A comida dos animais — cinco toneladas a cada 30 dias — é o gasto principal, atingindo um terço das despesas. No total, o sítio custa R$ 45 mil por mês, em média, o que inclui a manutenção das máquinas e do terreno, consumo de energia elétrica e de produtos de limpeza. A contabilidade fecha em R$ 15 mil negativos, segundo Rejane, que apela por ajuda para continuar atendendo as quatro centenas de animais sem lar.
— Qualquer depósito ajuda. Mesmo quem tem pouco, pode doar R$ 5. Ou comprar um saco de ração. Tudo é bem-vindo — solicita.
As contas bancárias são divulgadas pelas redes sociais do "Sítio da Rejane", no Facebook ou Instagram. Os contatos também podem ser feitos pelo WhatsApp (51) 9-9808-4432, com ela ou com o marido, Daniel Konzen, 46 anos.
Bancário, ele integra a equipe de colaboradores. Diz ter partido também dele a ideia de transformar a casa em um espaço de acolhimentos aos animais rejeitados por outros tutores — se o visitante se comprometer a oferecer um lar com todos os cuidados, os bichos podem ser adotados.
— Nos conhecemos por uma amiga em comum, que também trabalha com animais. E hoje eu não troco isso. Parte da minha família mora em apartamento, eu visito, mas logo já quero voltar — afirma.
O sítio exibe organização mesmo com latidos incessantes na hora em que a primeira refeição do dia é servida. O "café da manhã" é colocado em um comedouro comunitário, disputado a tapas e mordidas leves. Os animais, embora agitados com a chegada da ração, se demonstram dóceis com os visitantes. O único estrago foi na roupa usada pela reportagem de GZH, que terminou o passeio com marcas de pata distribuídas por calças e sapatos.
Já os animais "idosos" ganharam um chalé próprio, carinhosamente chamado de asilo do sítio. Alguns dos protegidos na casa perderam a capacidade de andar, outros têm dificuldade de visão e demandam cuidado extra para se alimentarem. O mais antigo está com a família há 20 anos.
Os filhotes ficam em um cercado isolado. O impasse com os pequenos é levantado por Natália, de 10 anos, a filha mais nova do casal.
— Eles não estão para doação, não — informa a menina, contrariando a mãe.
Ao lado de Amanda, 11 anos, as irmãs brincam com os animais, levam parte para o quarto na hora de dormir, e demonstram até certa alegria ao dizer que, sem aulas presenciais na escola, podem passar mais tempo ao lado dos bichos.

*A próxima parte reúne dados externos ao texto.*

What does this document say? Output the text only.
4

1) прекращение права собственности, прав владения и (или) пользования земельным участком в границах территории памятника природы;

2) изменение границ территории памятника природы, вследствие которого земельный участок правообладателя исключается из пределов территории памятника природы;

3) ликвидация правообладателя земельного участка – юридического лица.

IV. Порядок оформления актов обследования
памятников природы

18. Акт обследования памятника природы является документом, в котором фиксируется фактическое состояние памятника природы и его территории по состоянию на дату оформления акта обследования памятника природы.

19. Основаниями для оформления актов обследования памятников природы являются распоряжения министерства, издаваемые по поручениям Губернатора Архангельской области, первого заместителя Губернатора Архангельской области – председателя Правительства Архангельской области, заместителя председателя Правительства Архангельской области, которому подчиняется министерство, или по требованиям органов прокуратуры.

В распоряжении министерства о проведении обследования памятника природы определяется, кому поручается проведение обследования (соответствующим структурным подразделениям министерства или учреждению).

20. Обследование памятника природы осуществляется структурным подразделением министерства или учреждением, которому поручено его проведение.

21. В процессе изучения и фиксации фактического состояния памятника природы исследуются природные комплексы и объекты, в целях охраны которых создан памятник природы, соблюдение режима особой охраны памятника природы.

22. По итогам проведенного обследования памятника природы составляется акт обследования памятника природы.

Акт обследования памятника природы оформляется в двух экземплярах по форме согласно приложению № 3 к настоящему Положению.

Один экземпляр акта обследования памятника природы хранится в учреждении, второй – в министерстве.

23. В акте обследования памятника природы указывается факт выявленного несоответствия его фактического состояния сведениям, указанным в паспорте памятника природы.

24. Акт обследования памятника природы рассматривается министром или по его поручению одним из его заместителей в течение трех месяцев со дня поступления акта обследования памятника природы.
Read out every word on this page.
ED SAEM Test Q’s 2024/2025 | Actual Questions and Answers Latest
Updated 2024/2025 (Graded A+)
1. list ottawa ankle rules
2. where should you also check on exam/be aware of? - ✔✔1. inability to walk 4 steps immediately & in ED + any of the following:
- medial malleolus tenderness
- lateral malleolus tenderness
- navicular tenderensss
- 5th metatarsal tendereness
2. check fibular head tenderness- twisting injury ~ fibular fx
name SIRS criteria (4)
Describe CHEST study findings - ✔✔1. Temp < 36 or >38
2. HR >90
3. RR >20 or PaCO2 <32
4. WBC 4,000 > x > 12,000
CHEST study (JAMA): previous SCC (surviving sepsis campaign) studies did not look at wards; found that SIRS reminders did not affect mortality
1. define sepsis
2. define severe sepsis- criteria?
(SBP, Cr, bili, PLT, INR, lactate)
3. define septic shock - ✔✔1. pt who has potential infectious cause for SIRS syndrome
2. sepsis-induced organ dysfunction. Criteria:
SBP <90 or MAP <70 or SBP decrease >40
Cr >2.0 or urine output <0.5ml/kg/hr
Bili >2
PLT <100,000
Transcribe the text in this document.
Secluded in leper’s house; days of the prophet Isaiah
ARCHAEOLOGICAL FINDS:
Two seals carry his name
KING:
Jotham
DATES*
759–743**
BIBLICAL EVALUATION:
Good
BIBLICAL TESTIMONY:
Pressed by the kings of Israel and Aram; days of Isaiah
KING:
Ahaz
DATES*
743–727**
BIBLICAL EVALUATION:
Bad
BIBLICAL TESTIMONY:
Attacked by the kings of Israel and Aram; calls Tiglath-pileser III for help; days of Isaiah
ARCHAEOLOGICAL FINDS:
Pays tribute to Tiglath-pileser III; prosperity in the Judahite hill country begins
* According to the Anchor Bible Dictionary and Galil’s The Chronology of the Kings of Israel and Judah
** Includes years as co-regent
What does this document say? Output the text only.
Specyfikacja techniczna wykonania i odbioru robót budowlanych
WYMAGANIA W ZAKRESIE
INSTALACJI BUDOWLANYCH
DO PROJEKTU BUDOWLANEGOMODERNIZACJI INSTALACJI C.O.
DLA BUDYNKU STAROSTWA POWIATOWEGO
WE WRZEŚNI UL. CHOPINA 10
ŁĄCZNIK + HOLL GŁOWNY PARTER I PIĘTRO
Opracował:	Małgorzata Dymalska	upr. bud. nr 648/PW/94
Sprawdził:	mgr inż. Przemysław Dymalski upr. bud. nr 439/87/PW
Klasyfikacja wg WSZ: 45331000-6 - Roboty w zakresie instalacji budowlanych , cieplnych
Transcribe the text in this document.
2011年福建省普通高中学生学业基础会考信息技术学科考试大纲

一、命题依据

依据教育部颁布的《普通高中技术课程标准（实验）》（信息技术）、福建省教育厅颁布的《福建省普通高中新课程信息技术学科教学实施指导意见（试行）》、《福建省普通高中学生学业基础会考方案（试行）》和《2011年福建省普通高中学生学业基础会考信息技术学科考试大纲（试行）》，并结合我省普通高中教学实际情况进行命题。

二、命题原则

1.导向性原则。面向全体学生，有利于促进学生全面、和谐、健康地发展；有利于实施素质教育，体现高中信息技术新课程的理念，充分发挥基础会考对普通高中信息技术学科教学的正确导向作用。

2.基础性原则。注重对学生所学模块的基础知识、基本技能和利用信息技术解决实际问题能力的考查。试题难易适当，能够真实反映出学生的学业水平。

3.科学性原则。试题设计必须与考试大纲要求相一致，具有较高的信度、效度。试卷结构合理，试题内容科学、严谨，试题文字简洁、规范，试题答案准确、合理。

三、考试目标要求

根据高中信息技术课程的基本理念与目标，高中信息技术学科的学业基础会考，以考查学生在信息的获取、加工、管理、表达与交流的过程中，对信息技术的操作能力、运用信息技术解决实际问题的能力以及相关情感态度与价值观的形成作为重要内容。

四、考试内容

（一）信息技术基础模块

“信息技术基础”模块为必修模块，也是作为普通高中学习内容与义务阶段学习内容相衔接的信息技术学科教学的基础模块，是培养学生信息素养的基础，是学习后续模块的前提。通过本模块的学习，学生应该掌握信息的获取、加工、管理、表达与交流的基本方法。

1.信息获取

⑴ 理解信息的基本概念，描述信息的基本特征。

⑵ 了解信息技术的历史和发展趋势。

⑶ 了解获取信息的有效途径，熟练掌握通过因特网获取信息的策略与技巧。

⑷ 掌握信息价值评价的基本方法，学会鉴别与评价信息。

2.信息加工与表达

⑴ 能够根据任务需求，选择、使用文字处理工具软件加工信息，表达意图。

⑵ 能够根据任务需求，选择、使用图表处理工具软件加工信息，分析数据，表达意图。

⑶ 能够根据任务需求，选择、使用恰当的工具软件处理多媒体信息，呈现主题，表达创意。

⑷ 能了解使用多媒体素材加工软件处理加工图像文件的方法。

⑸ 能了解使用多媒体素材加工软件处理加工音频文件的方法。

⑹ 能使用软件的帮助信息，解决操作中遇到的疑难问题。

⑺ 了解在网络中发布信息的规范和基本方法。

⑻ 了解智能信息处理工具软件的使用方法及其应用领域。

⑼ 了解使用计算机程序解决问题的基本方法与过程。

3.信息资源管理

Morar em outro lugar é assunto proibido.
— Não quero — rejeita Amanda, com convicção.
As visitas à chácara ocorrem apenas por quem tem animais apadrinhados. A abertura ao público em geral, apenas para conhecer o espaço, é evitada, pois agita os cães. Apesar de manter distância entre as residências do condomínio, há um cuidado para não haver perturbação do sossego. Com estradas vicinais e árvores preservadas, o local preserva um ar interiorano.
Em 2018, Rejane publicou o livro O Melhor Cachorro do Mundo (editora Pragmatha), no qual narra sua experiência com os cães. O valor de venda tem referência com o gasto mínimo mensal de cada animal com alimentação: R$ 37,50.
Enquanto os bichos do sítio aguardam por um novo lar, e seguem vivendo em companhia de outros centenas, a família se diverte, mesmo que a aventura demande muito trabalho.
— Pensa em um coração bom o dessa mulher — define Yuiti Katsurayama, 54 anos, um dos tantos doadores voluntários do projeto.